Хью зажег сигарету и откинулся в кресле.
– Чудесная программа. Вам надо работать воспитателем в детских яслях. Для детей с дурными наклонностями – то, что надо, – пробормотал Драммонд еле слышно.
Он наполовину закрыл глаза под возобновившийся гул разговора. Воспламененные русским, все наперебой соревновались в революционном радикализме, забыв про старого солдата. А он вновь и вновь задавался вопросом: что, во имя Будды, Петерсон и Лэкингтон собирались делать с этой толпой? Два гениальных, практичных и циничных преступника путались с группой визионеров в рваных штанах, которые, что бы там ни говорили, были безумны…
Фрагменты разговора время от времени доносились до его ушей. Запуганный кролик, с фанатичным пламенем в слезящихся глазах, воспевал славу Советам рабочих. Бритоголовый громила требовал накормить голодных и трудоустроить безработных…
«Как могло случиться, что сумасшедшие управляют судьбами народов?» – задавал себе вопрос Хью. И затем, вспомнив, какую власть над возбужденной толпой имеют экзальтированные ораторы, как легко поддается масса внушению со стороны откровенно неуравновешенных людей, Драммонд ощутил горькое разочарование.
– Вы дурак! – внезапно крикнул он русскому, и все разом стихли. – Вы бедный болван! Вы!.. Ваш новый мир – блеф! В Петрограде сегодня хлеб стоит два фунта четыре шиллинга за фунт; чай – пятнадцать фунтов за фунт. Вы называете это свободой?
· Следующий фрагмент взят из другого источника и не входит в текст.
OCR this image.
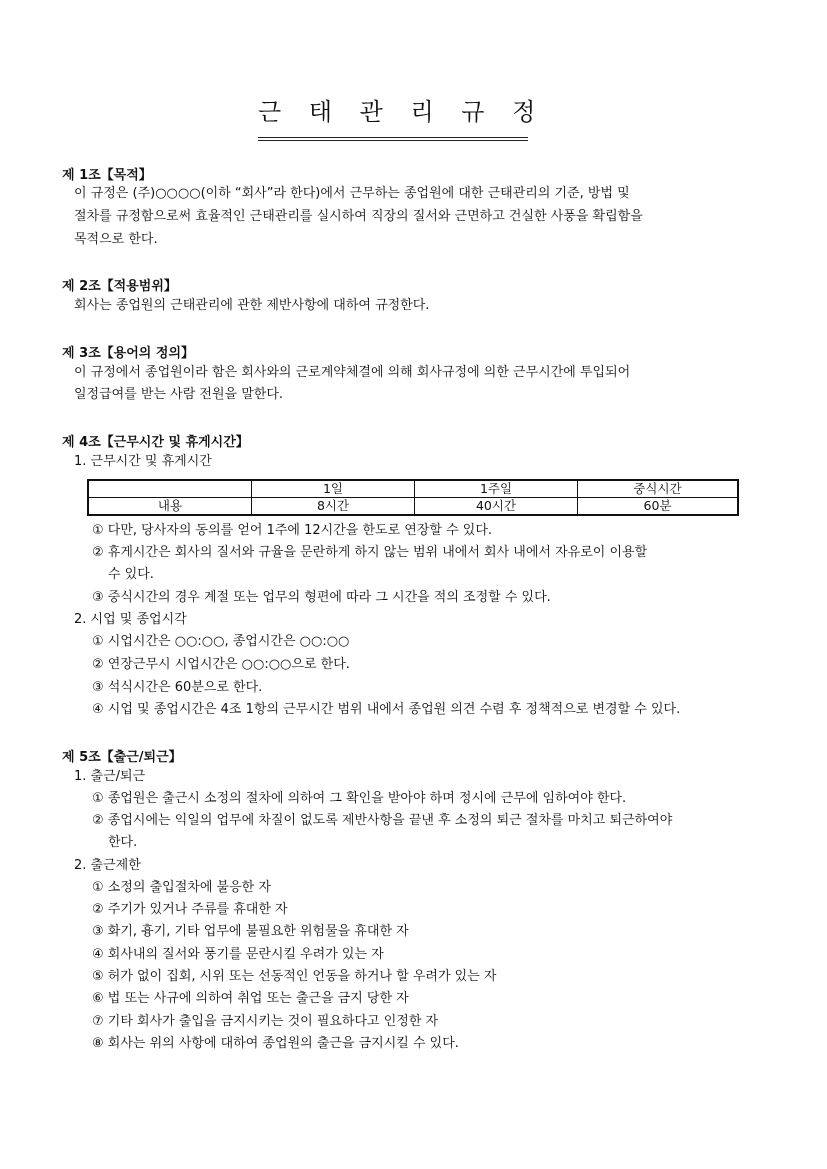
근 태 관 리 규 정
제 1조【목적】
이 규정은 (주)○○○○(이하 “회사”라 한다)에서 근무하는 종업원에 대한 근태관리의 기준, 방법 및
절차를 규정함으로써 효율적인 근태관리를 실시하여 직장의 질서와 근면하고 건실한 사풍을 확립함을
목적으로 한다.
제 2조【적용범위】
회사는 종업원의 근태관리에 관한 제반사항에 대하여 규정한다.
제 3조【용어의 정의】
이 규정에서 종업원이라 함은 회사와의 근로계약체결에 의해 회사규정에 의한 근무시간에 투입되어
일정급여를 받는 사람 전원을 말한다.
제 4조【근무시간 및 휴게시간】
1. 근무시간 및 휴게시간
	1일	1주일	중식시간
내용	8시간	40시간	60분
① 다만, 당사자의 동의를 얻어 1주에 12시간을 한도로 연장할 수 있다.
② 휴게시간은 회사의 질서와 규율을 문란하게 하지 않는 범위 내에서 회사 내에서 자유로이 이용할
수 있다.
③ 중식시간의 경우 계절 또는 업무의 형편에 따라 그 시간을 적의 조정할 수 있다.
2. 시업 및 종업시각
① 시업시간은 ○○:○○, 종업시간은 ○○:○○
② 연장근무시 시업시간은 ○○:○○으로 한다.
③ 석식시간은 60분으로 한다.
④ 시업 및 종업시간은 4조 1항의 근무시간 범위 내에서 종업원 의견 수렴 후 정책적으로 변경할 수 있다.
제 5조【출근/퇴근】
1. 출근/퇴근
① 종업원은 출근시 소정의 절차에 의하여 그 확인을 받아야 하며 정시에 근무에 임하여야 한다.
② 종업시에는 익일의 업무에 차질이 없도록 제반사항을 끝낸 후 소정의 퇴근 절차를 마치고 퇴근하여야
한다.
2. 출근제한
① 소정의 출입절차에 불응한 자
② 주기가 있거나 주류를 휴대한 자
③ 화기, 흉기, 기타 업무에 불필요한 위험물을 휴대한 자
④ 회사내의 질서와 풍기를 문란시킬 우려가 있는 자
⑤ 허가 없이 집회, 시위 또는 선동적인 언동을 하거나 할 우려가 있는 자
⑥ 법 또는 사규에 의하여 취업 또는 출근을 금지 당한 자
⑦ 기타 회사가 출입을 금지시키는 것이 필요하다고 인정한 자
⑧ 회사는 위의 사항에 대하여 종업원의 출근을 금지시킬 수 있다.
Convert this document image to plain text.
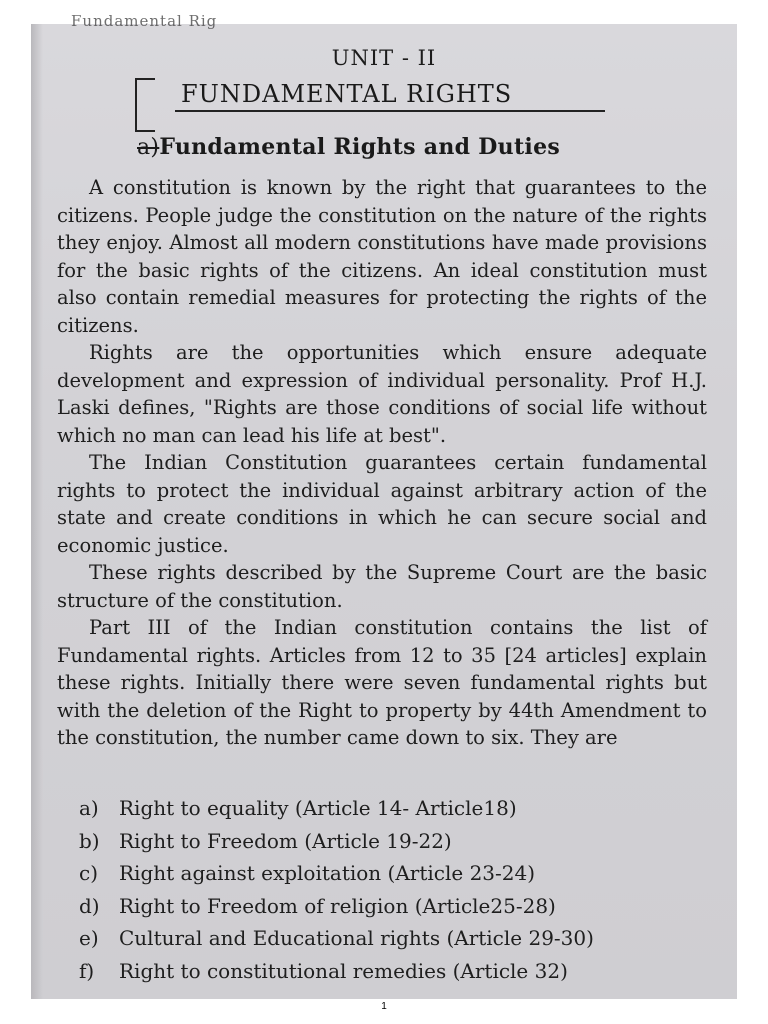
Fundamental Rig
UNIT - II
FUNDAMENTAL RIGHTS
a)Fundamental Rights and Duties

A constitution is known by the right that guarantees to the citizens. People judge the constitution on the nature of the rights they enjoy. Almost all modern constitutions have made provisions for the basic rights of the citizens. An ideal constitution must also contain remedial measures for protecting the rights of the citizens.

Rights are the opportunities which ensure adequate development and expression of individual personality. Prof H.J. Laski defines, "Rights are those conditions of social life without which no man can lead his life at best".

The Indian Constitution guarantees certain fundamental rights to protect the individual against arbitrary action of the state and create conditions in which he can secure social and economic justice.

These rights described by the Supreme Court are the basic structure of the constitution.

Part III of the Indian constitution contains the list of Fundamental rights. Articles from 12 to 35 [24 articles] explain these rights. Initially there were seven fundamental rights but with the deletion of the Right to property by 44th Amendment to the constitution, the number came down to six. They are

a) Right to equality (Article 14- Article18)
b) Right to Freedom (Article 19-22)
c) Right against exploitation (Article 23-24)
d) Right to Freedom of religion (Article25-28)
e) Cultural and Educational rights (Article 29-30)
f) Right to constitutional remedies (Article 32)
1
Вы предлагаете, чтобы мы прорывались к этому через реки крови? – Тут он высокомерно рассмеялся. – Не знаю, что беспокоит меня больше, ваш червивый мозг или ваша омерзительная внешность!
Слишком удивленный, чтобы ответить, русский застыл, уставившись на него; и тут именно Петерсон сломал тишину своим учтивым голосом.
– Ваши страдания, я рад сказать, вряд ли будут долгими по продолжительности, – заметил он. – На самом деле, настало время для вас удалиться, мой юный друг.
Он встал, улыбнувшись; подошел к звонку позади Хью и позвонил в него.
– Смерть или безумие… Интересно, что?
Он бросил окурок, когда Хью поднялся.
– В то время как мы размышляем здесь о судьбах мира, поднимайтесь наверх, а мы решим вашу судьбу. Вижу, Лэкингтон уже не находит места в предвкушении.
Ни одна мышца на лице солдата не дернулась. Ни жестом, ни взглядом он не показал, что предвидит опасность. Он вел себя как обычный гость, словно и был обычным гостем, готовящимся ложиться спать; и на лице Петерсона промелькнуло на мгновение невольное восхищение. Только Лэкингтон был беспощаден, и когда его взгляд и взгляд Хью встретились, между ними разве что не проскочила молния.
– Тогда я пожелаю всем спокойной ночи, – заметил Хью небрежно. – Та же комната, что и в прошлый раз?
– Нет. Особая – для вас. Если вы доберетесь до вершины лестницы, то слуга покажет вам, где это.
Он открыл дверь и изобразил улыбку. И в этот момент весь свет погас.
Темноту можно было почувствовать, она была плотной и осязаемой. Нигде не мерцало ни огонька, и Хью оставался неподвижным, задавшись вопросом, что делать дальше. Теперь, когда испытания ночи начались, он ощутил некий озноб. Он почувствовал холод. Когда же его руки начали рефлекторно сжиматься и разжиматься, он усмехнулся.